We got home from Las Vegas and almost immediately we received our latest shipment from our wine club “A Taste of Monterey.” We discovered this club during our first visit to Carmel-by-the-Sea when we made a side trip to the city of Monterey, because we were going to eat at the famed Sardine Factory at Cannery Row. It really doesn’t take much for us to get side-tracked, especially when we are on holidays. In fact, we also bought a piece of art that is hanging in our living room from that trip as well. I guess not all the money was fated to be in a 401 account, but boy have we had fun. We ended up joining the wine club that day and they offered two different club programs. One was for two bottles to be shipped monthly and these were in the more popular price range. We decided to go with the Private Reserve Club which entail three bottles of wine quarterly, but they were not in the popular price range. This is what we wanted to really get a taste of the wines from the region.
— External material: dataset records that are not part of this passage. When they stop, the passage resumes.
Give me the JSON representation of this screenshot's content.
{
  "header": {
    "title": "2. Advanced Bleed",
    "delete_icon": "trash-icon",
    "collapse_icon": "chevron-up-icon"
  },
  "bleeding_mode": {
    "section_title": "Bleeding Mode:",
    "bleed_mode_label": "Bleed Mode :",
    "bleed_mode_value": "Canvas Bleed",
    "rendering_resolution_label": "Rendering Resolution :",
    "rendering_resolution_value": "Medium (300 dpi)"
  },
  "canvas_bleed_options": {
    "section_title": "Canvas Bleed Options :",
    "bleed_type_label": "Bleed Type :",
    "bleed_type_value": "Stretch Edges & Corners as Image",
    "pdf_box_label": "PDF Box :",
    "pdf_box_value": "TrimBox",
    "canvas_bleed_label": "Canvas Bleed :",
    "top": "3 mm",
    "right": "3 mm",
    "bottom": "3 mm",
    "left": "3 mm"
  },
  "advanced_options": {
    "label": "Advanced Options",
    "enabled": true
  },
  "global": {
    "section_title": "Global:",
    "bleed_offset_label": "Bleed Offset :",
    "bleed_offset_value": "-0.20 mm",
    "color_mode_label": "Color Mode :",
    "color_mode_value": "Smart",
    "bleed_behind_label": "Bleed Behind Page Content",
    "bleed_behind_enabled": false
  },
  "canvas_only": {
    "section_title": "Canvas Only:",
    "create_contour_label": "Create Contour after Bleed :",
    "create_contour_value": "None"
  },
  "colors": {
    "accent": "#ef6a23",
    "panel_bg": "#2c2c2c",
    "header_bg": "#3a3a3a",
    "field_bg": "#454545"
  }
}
Folktale Winery actual roots go back to 1982 when Bob and Patty Brower began Chateau Julien Wine Estate and slowly and surely began growing the estate and the property with the intent of making French style wines in California. The winery was acquired by Gregory Ahn and renamed Folktale Winery and Vineyards in 2015. The five-acre estate winery is 100% organic and then they also have three hundred acres in the Arroyo Seco AVA and they grow Pinot Noir and Chardonnay. The lead winemaker of the team at Folktale Winery is David Baird, who began his own Le Mistral brand back in 1982 and was one of the original Rhone-style producers in the area.
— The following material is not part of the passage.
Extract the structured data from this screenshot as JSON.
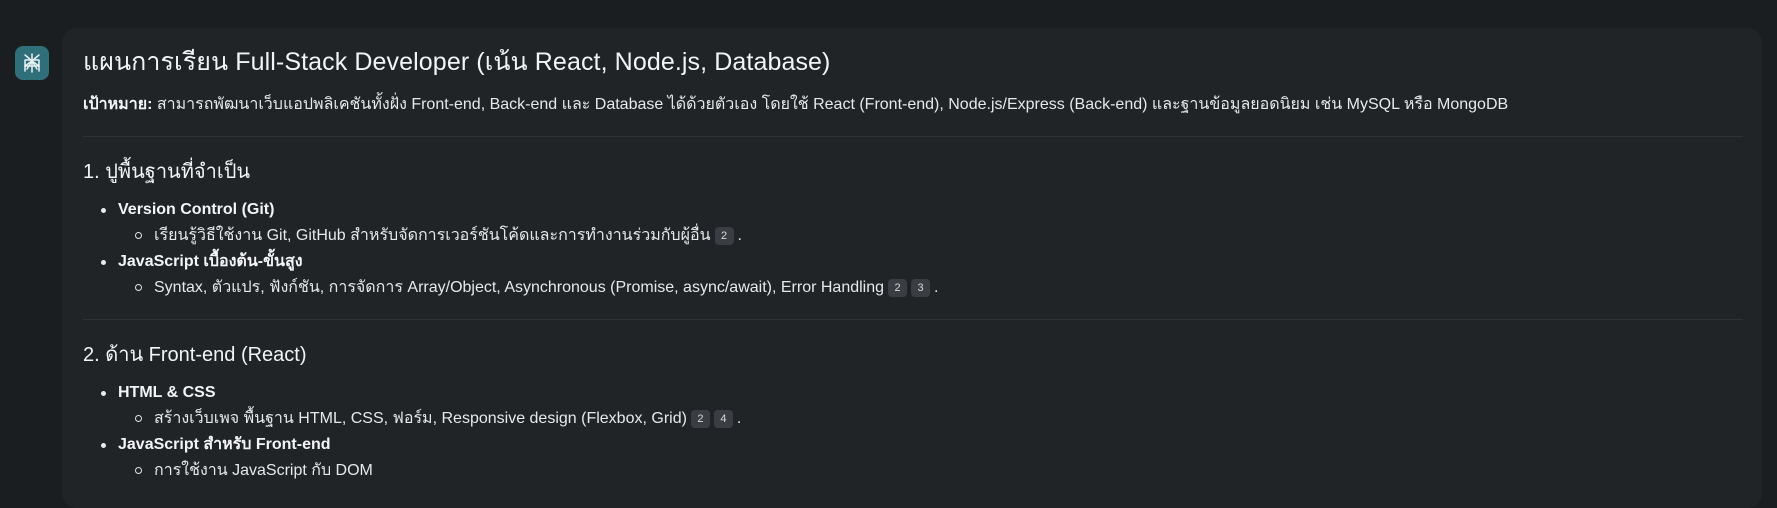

This is the second wine that I have received from the winery, the first being a Chardonnay and the new wine is their Folktale Winery Pinot Noir 2015 from the Arroyo Seco AVA. The fruit came from three different vineyards that are all rated for being farmed and harvested sustainably. I couldn’t find any actual production notes on the wine other than the fact that they were aged in neutral French Oak, but there was time schedule of events. There was a little over eleven-hundred cases produced and their estimate is for an aging potential of five to six years. I know that we go through a lot of Pinot Noir wines here, so I am sure that it will be opened in that time frame.